Here's another end of a seizure. The mild shaking doesn't show up on camera, but if you held him, you'd feel trembling. If you listen close, you'll hear quiet grunting.



More after-seizure-head drops



Here's the last part of one "cluster" of Drew's seizures. He gets SOO mad at me that I don't let him walk by himself to his friends houses anymore. Check out this video and then can you blame me!? Also, notice the after-seizure-sparks at the very end. It looks like he's just hyper, but if you are close enough to his eyes, you'd see that they slightly roll, right as he hops & laughs. "Aftershocks."


See how the first seizures doesn't look as much like a "laughing seizure," but then the ones at the end of the clusters do?

I know it looks like he's laughing about something. But really, he isn't. They do not make him feel happy. He will tell you - he remembers the whole thing.


Check out the knocking over of my Christmas puzzle. Dang it!!! Does it say how big of a nerd I am that I was excited to fix it?!? Haha.

Here's a few pictures from the other cameras from PCMC:

Primary Children's Hospital

Drew's EEG . . .

. . . and in the next room Dawson's EEG

NOT happy about the IV. . .

but we made it. Brave dude!

Dawson's MRI followed by. . .

Drew's MRI

In recovery with both . . .

my beautiful boys

Best Friends/Brothers

Another thing we've had going on lately is Halle's Migraines. They got bad enough over the Christmas break that we took her to the doctor. They found a "flutter" in her left eye (I don't really understand what that means). That's where here headaches have been too. So they did an MRI. . . which showed inflammed sinus's, but that's all. Migraines can be connected with epilepsy so of course it makes Kev & I have to just. keep. breathing.

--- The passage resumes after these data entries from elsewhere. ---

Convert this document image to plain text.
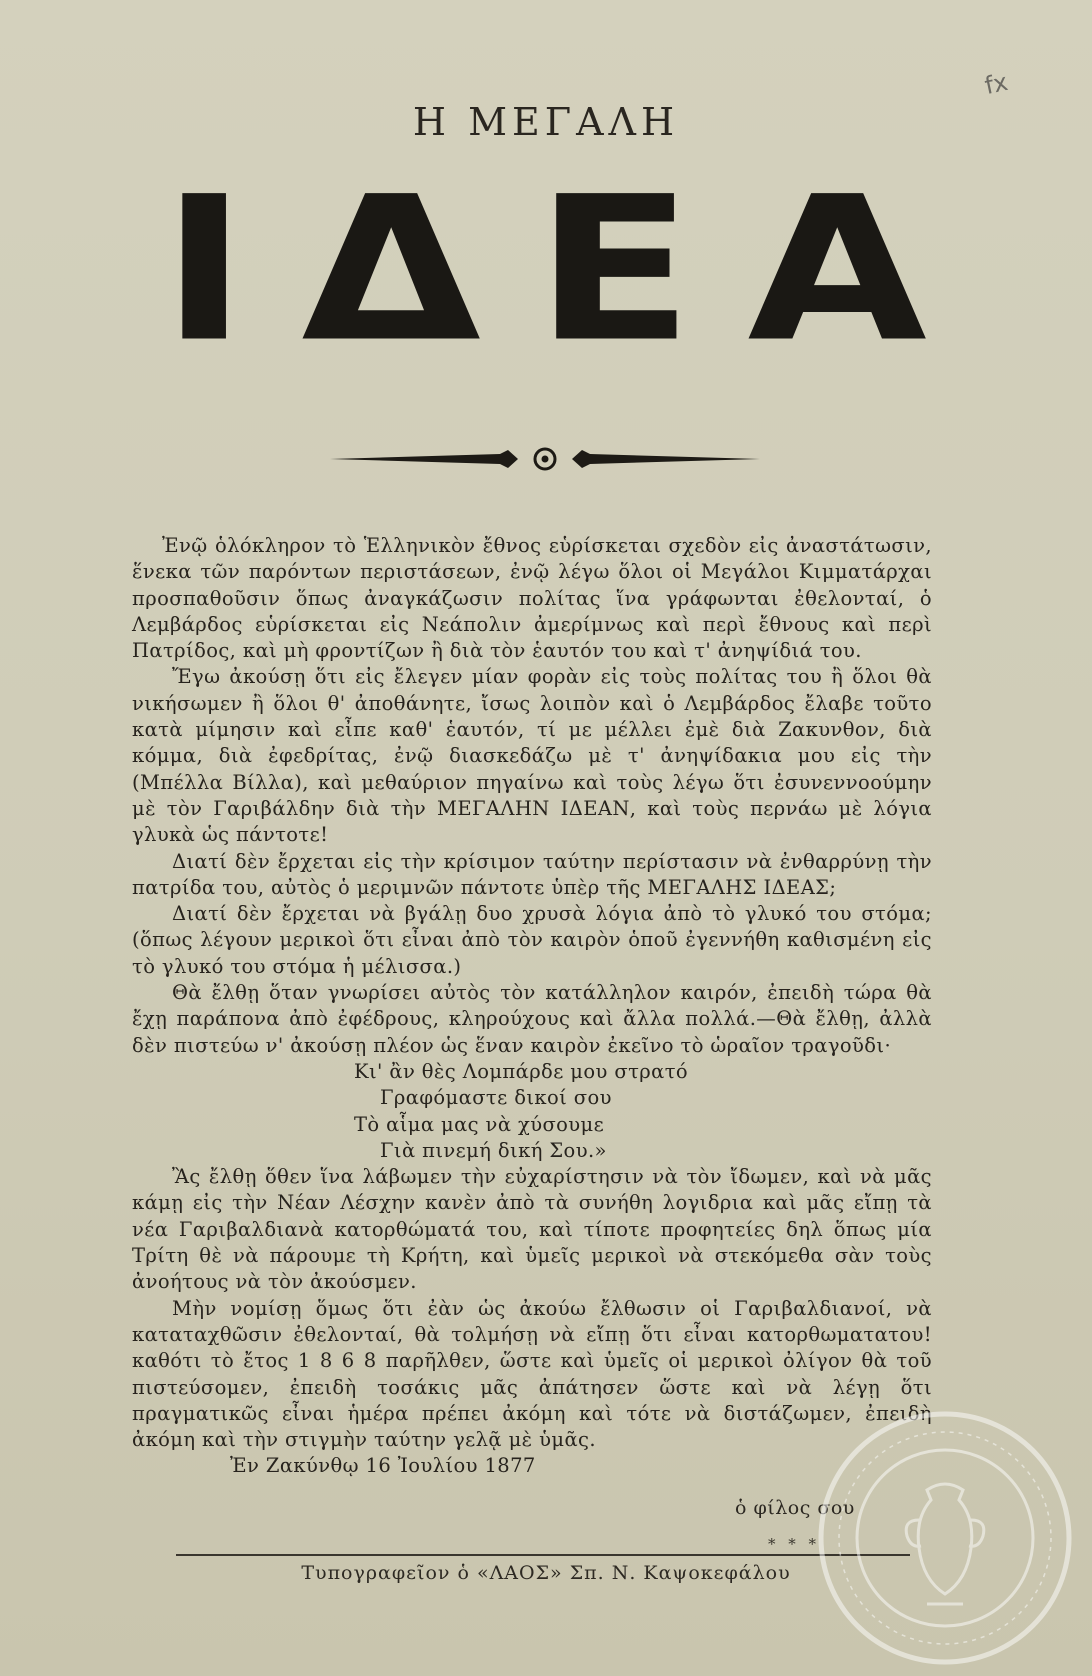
fx
Η ΜΕΓΑΛΗ
ΙΔΕΑ

Ἐνῷ ὁλόκληρον τὸ Ἑλληνικὸν ἔθνος εὑρίσκεται σχεδὸν εἰς ἀναστάτωσιν, ἕνεκα τῶν παρόντων περιστάσεων, ἐνῷ λέγω ὅλοι οἱ Μεγάλοι Κιμματάρχαι προσπαθοῦσιν ὅπως ἀναγκάζωσιν πολίτας ἵνα γράφωνται ἐθελονταί, ὁ Λεμβάρδος εὑρίσκεται εἰς Νεάπολιν ἀμερίμνως καὶ περὶ ἔθνους καὶ περὶ Πατρίδος, καὶ μὴ φροντίζων ἢ διὰ τὸν ἑαυτόν του καὶ τ' ἀνηψίδιά του.

Ἔγω ἀκούσῃ ὅτι εἰς ἔλεγεν μίαν φορὰν εἰς τοὺς πολίτας του ἢ ὅλοι θὰ νικήσωμεν ἢ ὅλοι θ' ἀποθάνητε, ἴσως λοιπὸν καὶ ὁ Λεμβάρδος ἔλαβε τοῦτο κατὰ μίμησιν καὶ εἶπε καθ' ἑαυτόν, τί με μέλλει ἐμὲ διὰ Ζακυνθον, διὰ κόμμα, διὰ ἐφεδρίτας, ἐνῷ διασκεδάζω μὲ τ' ἀνηψίδακια μου εἰς τὴν (Μπέλλα Βίλλα), καὶ μεθαύριον πηγαίνω καὶ τοὺς λέγω ὅτι ἐσυνεννοούμην μὲ τὸν Γαριβάλδην διὰ τὴν ΜΕΓΑΛΗΝ ΙΔΕΑΝ, καὶ τοὺς περνάω μὲ λόγια γλυκὰ ὡς πάντοτε!

Διατί δὲν ἔρχεται εἰς τὴν κρίσιμον ταύτην περίστασιν νὰ ἐνθαρρύνῃ τὴν πατρίδα του, αὐτὸς ὁ μεριμνῶν πάντοτε ὑπὲρ τῆς ΜΕΓΑΛΗΣ ΙΔΕΑΣ;

Διατί δὲν ἔρχεται νὰ βγάλῃ δυο χρυσὰ λόγια ἀπὸ τὸ γλυκό του στόμα; (ὅπως λέγουν μερικοὶ ὅτι εἶναι ἀπὸ τὸν καιρὸν ὁποῦ ἐγεννήθη καθισμένη εἰς τὸ γλυκό του στόμα ἡ μέλισσα.)

Θὰ ἔλθῃ ὅταν γνωρίσει αὐτὸς τὸν κατάλληλον καιρόν, ἐπειδὴ τώρα θὰ ἔχῃ παράπονα ἀπὸ ἐφέδρους, κληρούχους καὶ ἄλλα πολλά.—Θὰ ἔλθῃ, ἀλλὰ δὲν πιστεύω ν' ἀκούσῃ πλέον ὡς ἕναν καιρὸν ἐκεῖνο τὸ ὡραῖον τραγοῦδι·

Κι' ἂν θὲς Λομπάρδε μου στρατό
Γραφόμαστε δικοί σου
Τὸ αἷμα μας νὰ χύσουμε
Γιὰ πινεμή δική Σου.»

Ἂς ἔλθῃ ὅθεν ἵνα λάβωμεν τὴν εὐχαρίστησιν νὰ τὸν ἴδωμεν, καὶ νὰ μᾶς κάμῃ εἰς τὴν Νέαν Λέσχην κανὲν ἀπὸ τὰ συνήθη λογιδρια καὶ μᾶς εἴπῃ τὰ νέα Γαριβαλδιανὰ κατορθώματά του, καὶ τίποτε προφητείες δηλ ὅπως μία Τρίτη θὲ νὰ πάρουμε τὴ Κρήτη, καὶ ὑμεῖς μερικοὶ νὰ στεκόμεθα σὰν τοὺς ἀνοήτους νὰ τὸν ἀκούσμεν.

Μὴν νομίσῃ ὅμως ὅτι ἐὰν ὡς ἀκούω ἔλθωσιν οἱ Γαριβαλδιανοί, νὰ καταταχθῶσιν ἐθελονταί, θὰ τολμήσῃ νὰ εἴπῃ ὅτι εἶναι κατορθωματατου! καθότι τὸ ἔτος 1 8 6 8 παρῆλθεν, ὥστε καὶ ὑμεῖς οἱ μερικοὶ ὀλίγον θὰ τοῦ πιστεύσομεν, ἐπειδὴ τοσάκις μᾶς ἀπάτησεν ὥστε καὶ νὰ λέγῃ ὅτι πραγματικῶς εἶναι ἡμέρα πρέπει ἀκόμη καὶ τότε νὰ διστάζωμεν, ἐπειδὴ ἀκόμη καὶ τὴν στιγμὴν ταύτην γελᾷ μὲ ὑμᾶς.

Ἐν Ζακύνθῳ 16 Ἰουλίου 1877

ὁ φίλος σου
* * *
Τυπογραφεῖον ὁ «ΛΑΟΣ» Σπ. Ν. Καψοκεφάλου
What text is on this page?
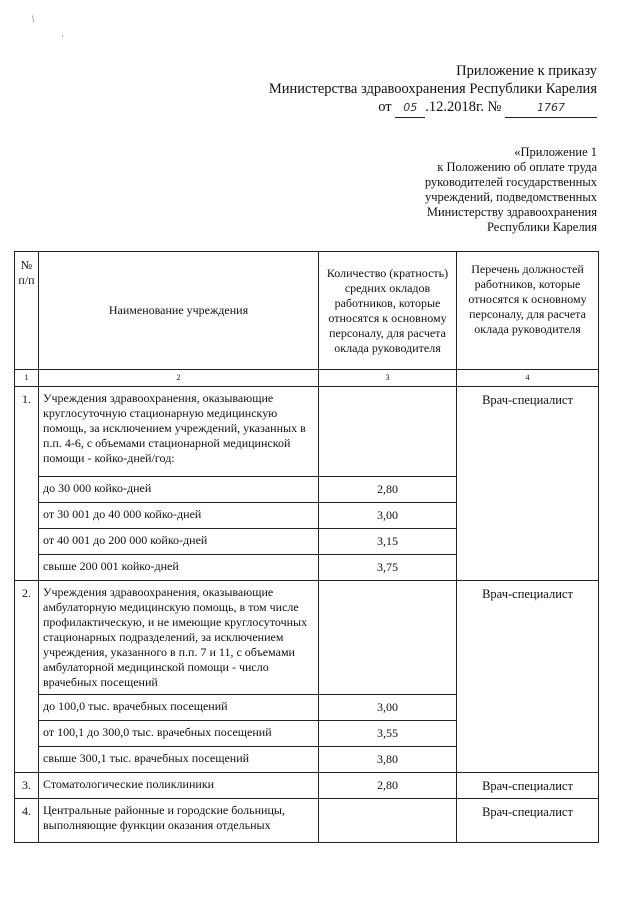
/
'
Приложение к приказу
Министерства здравоохранения Республики Карелия
от 05 .12.2018г. №	1767
«Приложение 1
к Положению об оплате труда
руководителей государственных
учреждений, подведомственных
Министерству здравоохранения
Республики Карелия
№ п/п	Наименование учреждения	Количество (кратность) средних окладов работников, которые относятся к основному персоналу, для расчета оклада руководителя	Перечень должностей работников, которые относятся к основному персоналу, для расчета оклада руководителя
1	2	3	4
1.	Учреждения здравоохранения, оказывающие круглосуточную стационарную медицинскую помощь, за исключением учреждений, указанных в п.п. 4-6, с объемами стационарной медицинской помощи - койко-дней/год:		Врач-специалист
	до 30 000 койко-дней	2,80	
	от 30 001 до 40 000 койко-дней	3,00	
	от 40 001 до 200 000 койко-дней	3,15	
	свыше 200 001 койко-дней	3,75	
2.	Учреждения здравоохранения, оказывающие амбулаторную медицинскую помощь, в том числе профилактическую, и не имеющие круглосуточных стационарных подразделений, за исключением учреждения, указанного в п.п. 7 и 11, с объемами амбулаторной медицинской помощи - число врачебных посещений		Врач-специалист
	до 100,0 тыс. врачебных посещений	3,00	
	от 100,1 до 300,0 тыс. врачебных посещений	3,55	
	свыше 300,1 тыс. врачебных посещений	3,80	
3.	Стоматологические поликлиники	2,80	Врач-специалист
4.	Центральные районные и городские больницы, выполняющие функции оказания отдельных		Врач-специалист
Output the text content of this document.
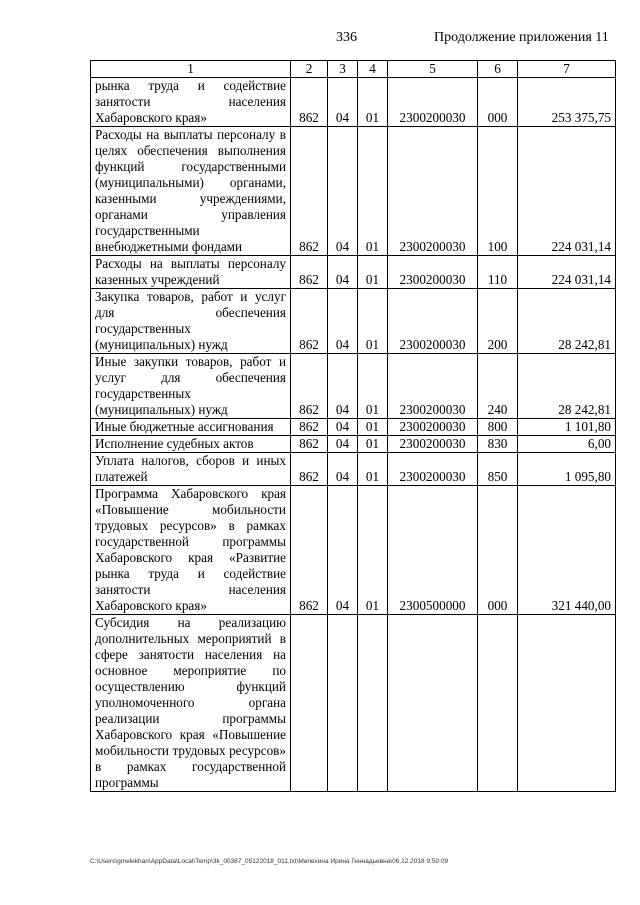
336	Продолжение приложения 11
1	2	3	4	5	6	7
рынка труда и содействие занятости населения Хабаровского края»	862	04	01	2300200030	000	253 375,75
Расходы на выплаты персоналу в целях обеспечения выполнения функций государственными (муниципальными) органами, казенными учреждениями, органами управления государственными внебюджетными фондами	862	04	01	2300200030	100	224 031,14
Расходы на выплаты персоналу казенных учреждений	862	04	01	2300200030	110	224 031,14
Закупка товаров, работ и услуг для обеспечения государственных (муниципальных) нужд	862	04	01	2300200030	200	28 242,81
Иные закупки товаров, работ и услуг для обеспечения государственных (муниципальных) нужд	862	04	01	2300200030	240	28 242,81
Иные бюджетные ассигнования	862	04	01	2300200030	800	1 101,80
Исполнение судебных актов	862	04	01	2300200030	830	6,00
Уплата налогов, сборов и иных платежей	862	04	01	2300200030	850	1 095,80
Программа Хабаровского края «Повышение мобильности трудовых ресурсов» в рамках государственной программы Хабаровского края «Развитие рынка труда и содействие занятости населения Хабаровского края»	862	04	01	2300500000	000	321 440,00
Субсидия на реализацию дополнительных мероприятий в сфере занятости населения на основное мероприятие по осуществлению функций уполномоченного органа реализации программы Хабаровского края «Повышение мобильности трудовых ресурсов» в рамках государственной программы						
C:\Users\gmelekhan\AppData\Local\Temp\3k_00387_05122018_011.txt\Мелехина Ирина Геннадьевна\06.12.2018 9:50:09
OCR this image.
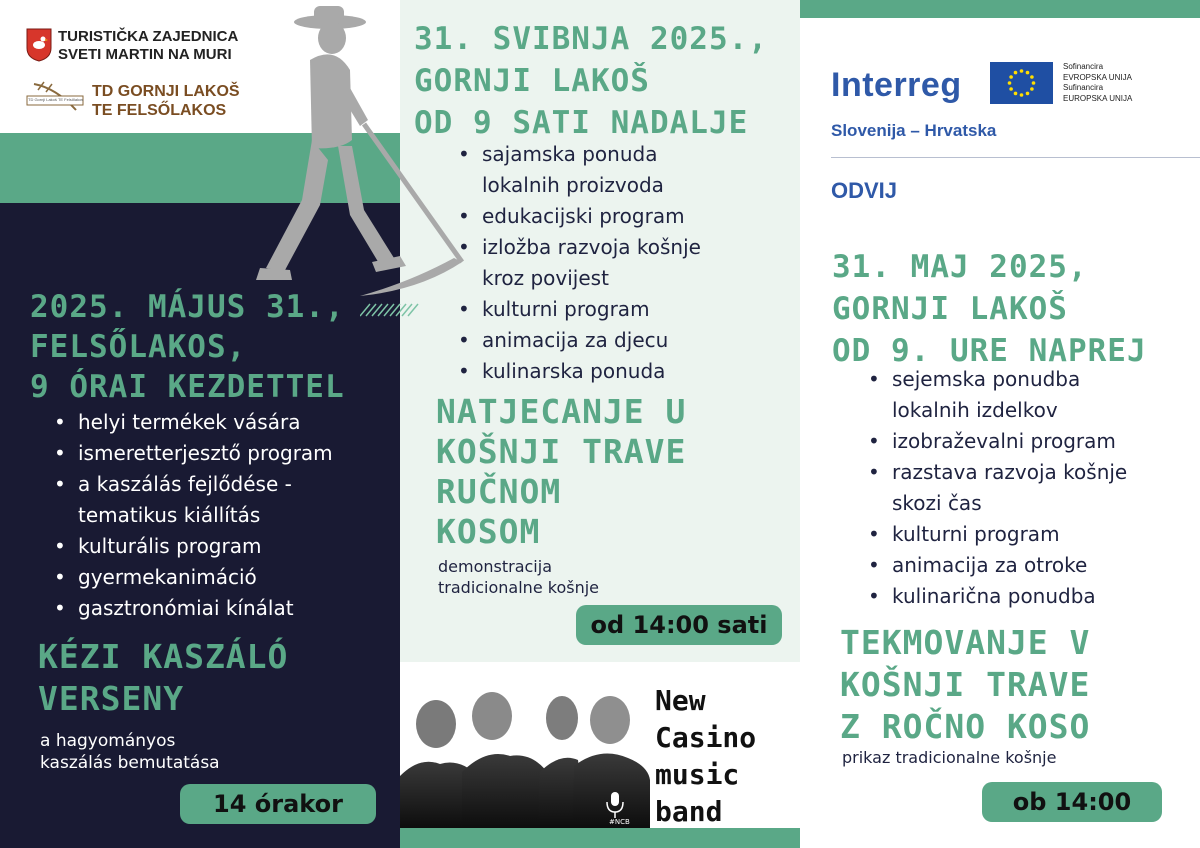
TURISTIČKA ZAJEDNICA
SVETI MARTIN NA MURI
TD Gornji Lakoš TE Felsőlakos TD GORNJI LAKOŠ
TE FELSŐLAKOS
2025. MÁJUS 31.,
FELSŐLAKOS,
9 ÓRAI KEZDETTEL
• helyi termékek vására
• ismeretterjesztő program
• a kaszálás fejlődése -
tematikus kiállítás
• kulturális program
• gyermekanimáció
• gasztronómiai kínálat
KÉZI KASZÁLÓ
VERSENY
a hagyományos
kaszálás bemutatása
14 órakor
31. SVIBNJA 2025.,
GORNJI LAKOŠ
OD 9 SATI NADALJE
• sajamska ponuda
lokalnih proizvoda
• edukacijski program
• izložba razvoja košnje
kroz povijest
• kulturni program
• animacija za djecu
• kulinarska ponuda
NATJECANJE U
KOŠNJI TRAVE
RUČNOM
KOSOM
demonstracija
tradicionalne košnje
od 14:00 sati
#NCB
New
Casino
music
band
Interreg	Sofinancira
EVROPSKA UNIJA
Sufinancira
EUROPSKA UNIJA
Slovenija – Hrvatska
ODVIJ
31. MAJ 2025,
GORNJI LAKOŠ
OD 9. URE NAPREJ
• sejemska ponudba
lokalnih izdelkov
• izobraževalni program
• razstava razvoja košnje
skozi čas
• kulturni program
• animacija za otroke
• kulinarična ponudba
TEKMOVANJE V
KOŠNJI TRAVE
Z ROČNO KOSO
prikaz tradicionalne košnje
ob 14:00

She was really nervous to go but we got through it.

Afterward we got haircuts together (hair ties and things have been making the headaches worse). Anyway, she was super loopy and tired in the chair but we ended up looking pretty cute :)

We are doing pretty good considering it all. Still trying to keep everything as normal as possible. Halle does much better when she has LOTS of sleep and no extra stress. So that's what we're working on.

It was an awesome Christmas break. LOVED having Kevin home!!! I'll blog about it later. But there's the updates for now anyway.